Mohammed commended the Government's efforts to combat gender-based sexual violence, noting that having a woman in charge was probably the reason for the progress, “but what we really want to see is zero.”
“We hear what the DRC cannot do. We are here to discuss what [the country] can do with its women and young people,” she stressed, adding that while the rights and aspirations of women “are far from” being attained, it was the job of the UN and AU to support closing the gap.
Mohammed explained the aim of bringing women leaders into the conversation and engaging with women to find the opportunities to overcome the challenges, “to change the narrative of victims to survivors and aspirations achieved within the 2030 Agenda.

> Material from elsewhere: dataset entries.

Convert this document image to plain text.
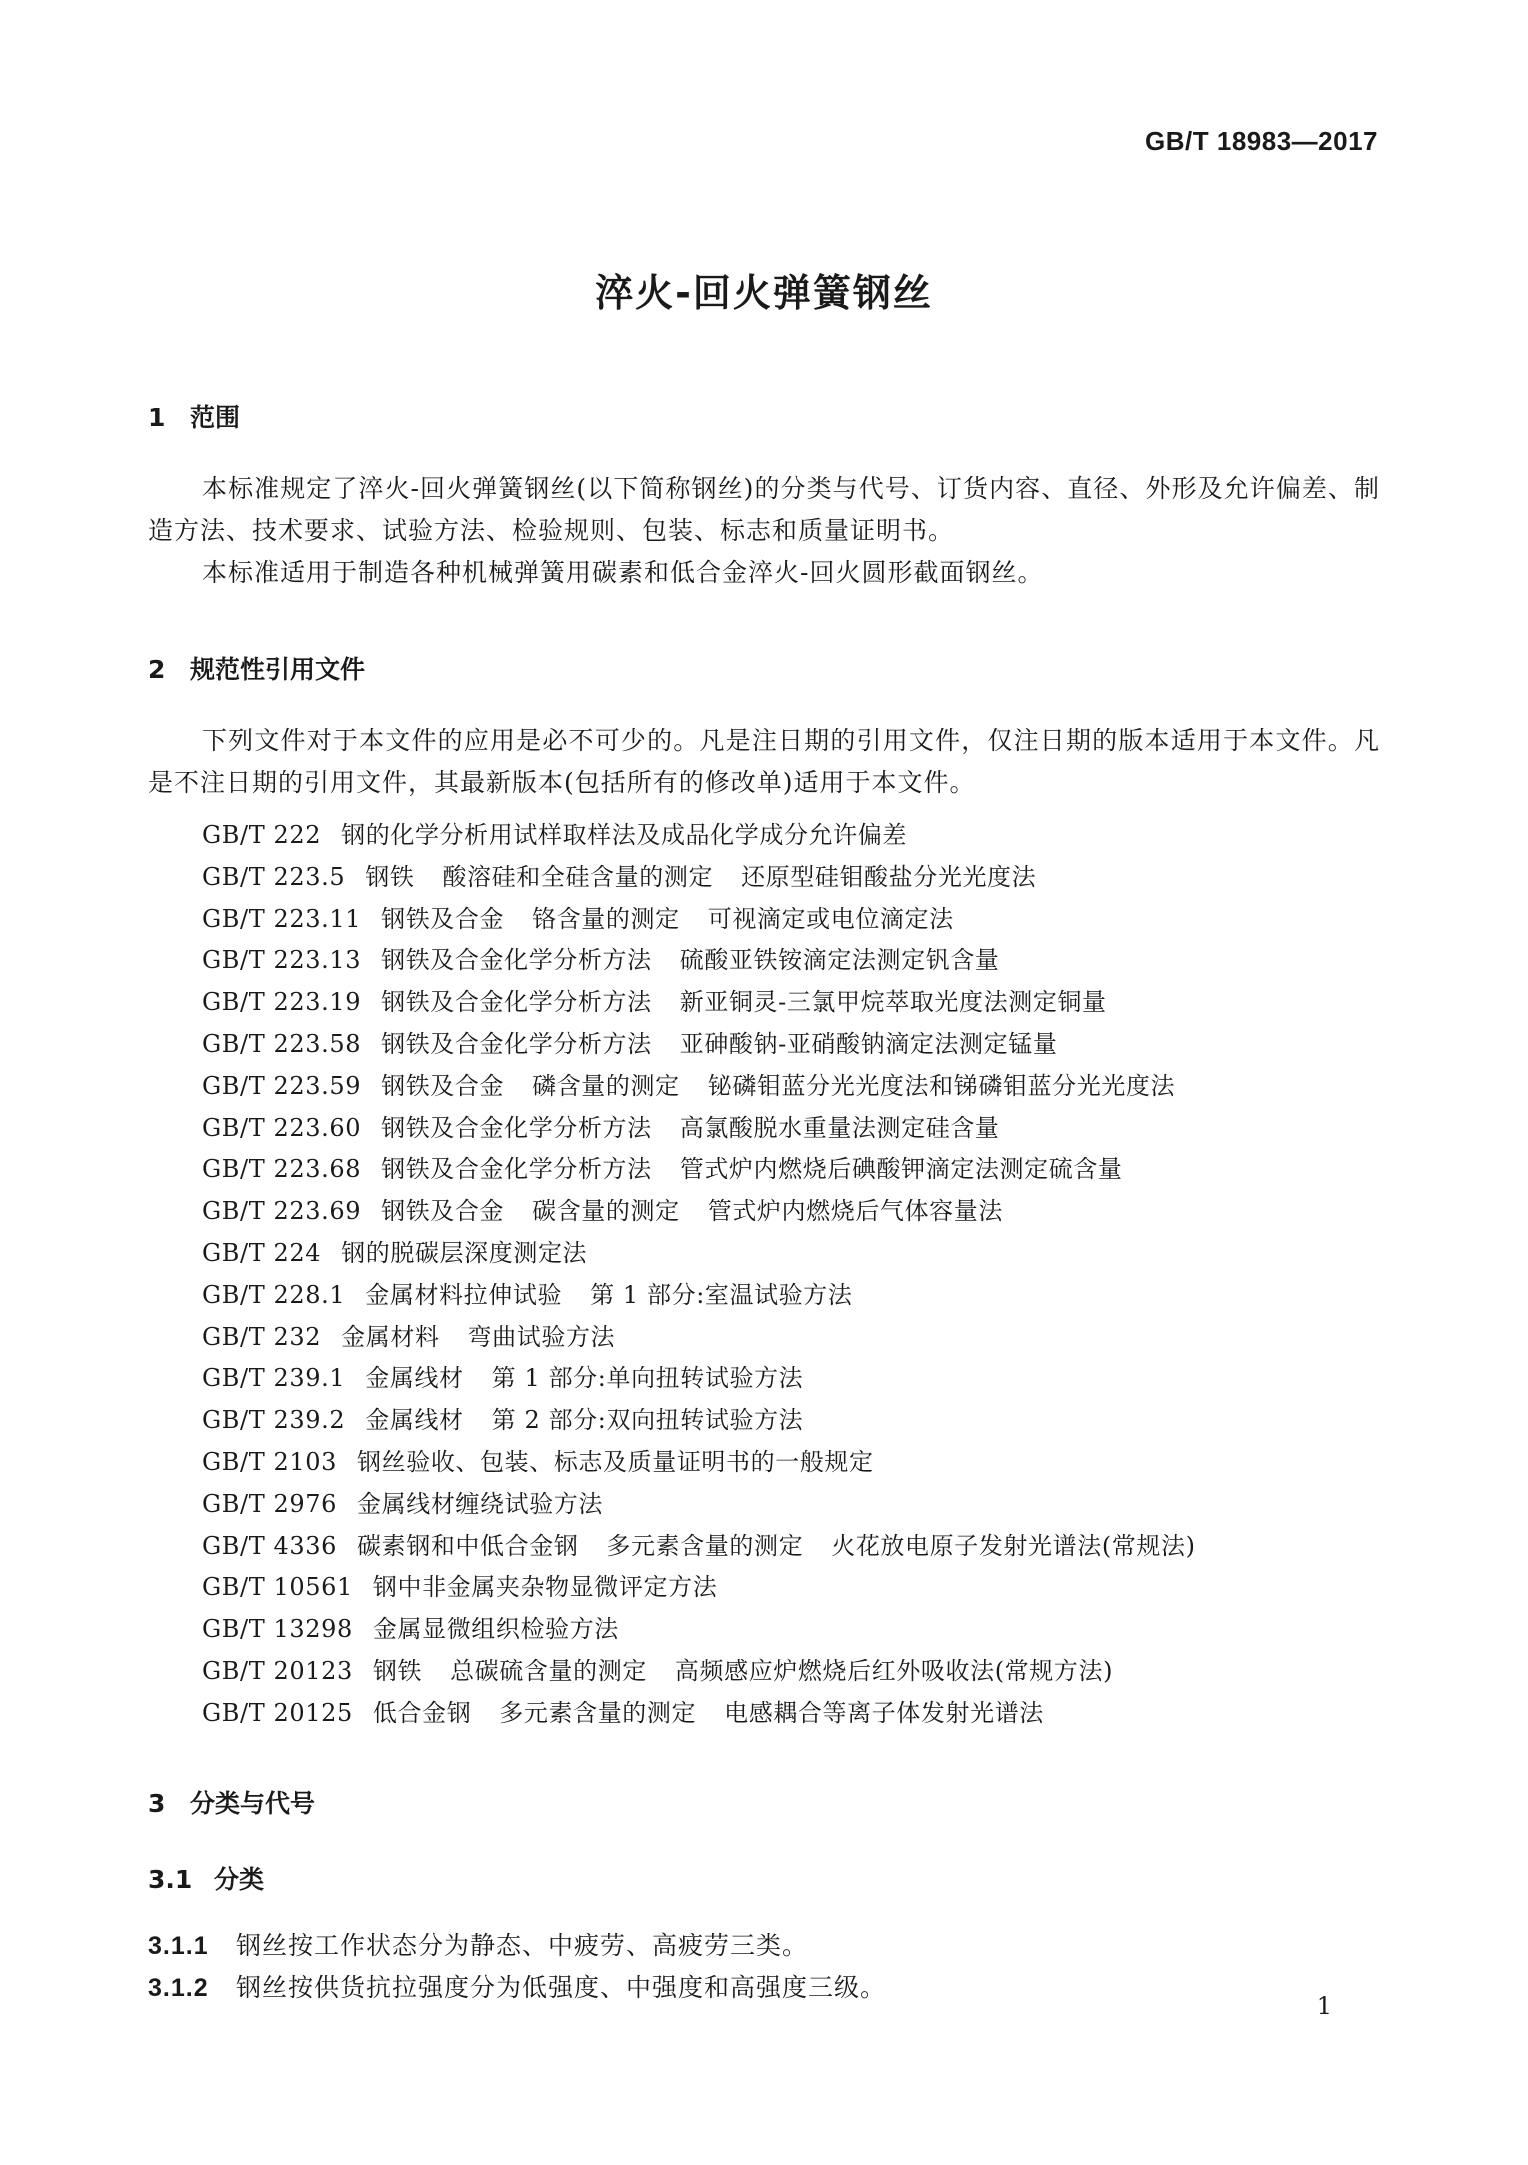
GB/T 18983—2017
淬火-回火弹簧钢丝
1 范围

本标准规定了淬火-回火弹簧钢丝(以下简称钢丝)的分类与代号、订货内容、直径、外形及允许偏差、制造方法、技术要求、试验方法、检验规则、包装、标志和质量证明书。

本标准适用于制造各种机械弹簧用碳素和低合金淬火-回火圆形截面钢丝。

2 规范性引用文件

下列文件对于本文件的应用是必不可少的。凡是注日期的引用文件，仅注日期的版本适用于本文件。凡是不注日期的引用文件，其最新版本(包括所有的修改单)适用于本文件。

GB/T 222 钢的化学分析用试样取样法及成品化学成分允许偏差
GB/T 223.5 钢铁 酸溶硅和全硅含量的测定 还原型硅钼酸盐分光光度法
GB/T 223.11 钢铁及合金 铬含量的测定 可视滴定或电位滴定法
GB/T 223.13 钢铁及合金化学分析方法 硫酸亚铁铵滴定法测定钒含量
GB/T 223.19 钢铁及合金化学分析方法 新亚铜灵-三氯甲烷萃取光度法测定铜量
GB/T 223.58 钢铁及合金化学分析方法 亚砷酸钠-亚硝酸钠滴定法测定锰量
GB/T 223.59 钢铁及合金 磷含量的测定 铋磷钼蓝分光光度法和锑磷钼蓝分光光度法
GB/T 223.60 钢铁及合金化学分析方法 高氯酸脱水重量法测定硅含量
GB/T 223.68 钢铁及合金化学分析方法 管式炉内燃烧后碘酸钾滴定法测定硫含量
GB/T 223.69 钢铁及合金 碳含量的测定 管式炉内燃烧后气体容量法
GB/T 224 钢的脱碳层深度测定法
GB/T 228.1 金属材料拉伸试验 第 1 部分:室温试验方法
GB/T 232 金属材料 弯曲试验方法
GB/T 239.1 金属线材 第 1 部分:单向扭转试验方法
GB/T 239.2 金属线材 第 2 部分:双向扭转试验方法
GB/T 2103 钢丝验收、包装、标志及质量证明书的一般规定
GB/T 2976 金属线材缠绕试验方法
GB/T 4336 碳素钢和中低合金钢 多元素含量的测定 火花放电原子发射光谱法(常规法)
GB/T 10561 钢中非金属夹杂物显微评定方法
GB/T 13298 金属显微组织检验方法
GB/T 20123 钢铁 总碳硫含量的测定 高频感应炉燃烧后红外吸收法(常规方法)
GB/T 20125 低合金钢 多元素含量的测定 电感耦合等离子体发射光谱法
3 分类与代号
3.1 分类
3.1.1 钢丝按工作状态分为静态、中疲劳、高疲劳三类。
3.1.2 钢丝按供货抗拉强度分为低强度、中强度和高强度三级。
1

This call came as Mohammed leads a first-ever joint AU-UN high-level mission to Africa, seeking to highlight the role of women in achieving sustainable peace and development. She has been accompanied by UN Women Executive Director Phumzile Mlambo-Ngcuka, the Special Representative of the Secretary-General on Sexual Violence in Conflict, Pramila Patten, and the Special Envoy of the AU on Women, Peace and Security, Bineta Diop.
Over the past two days, the delegation met with key members of the Congolese Government, the donor community, as well as women leaders from the civil society. Briefing reporters in the country's capital of Kinshasa, the Deputy Secretary-General said their discussions revolved around “a focus on women, and how we can see women's empowerment, address women's human rights, and women with their rights to the electoral process.”
More broadly, while stressing the need to respect everyone's abilities, she said “there is no one size that fits all,” and added that women's every day rights must be addressed contextually. Indeed: “There is no aircraft that flies anywhere, or bird that flies anywhere, on half a wing,” she underscored, echoing her refrain from other stops on the trip that a critical step towards sustainable development for all is to ensure that women and girls – half the world's population – receive the investments, opportunities, access and protection they require.
Mohammed went on to say that the UN and the African Union (AU) have each begun another era with new leadership, reforms and frameworks – respectively the 2030 Agenda and its Sustainable development Goals (SDGs) and the 2063 Agenda, both of which have placed women at the core.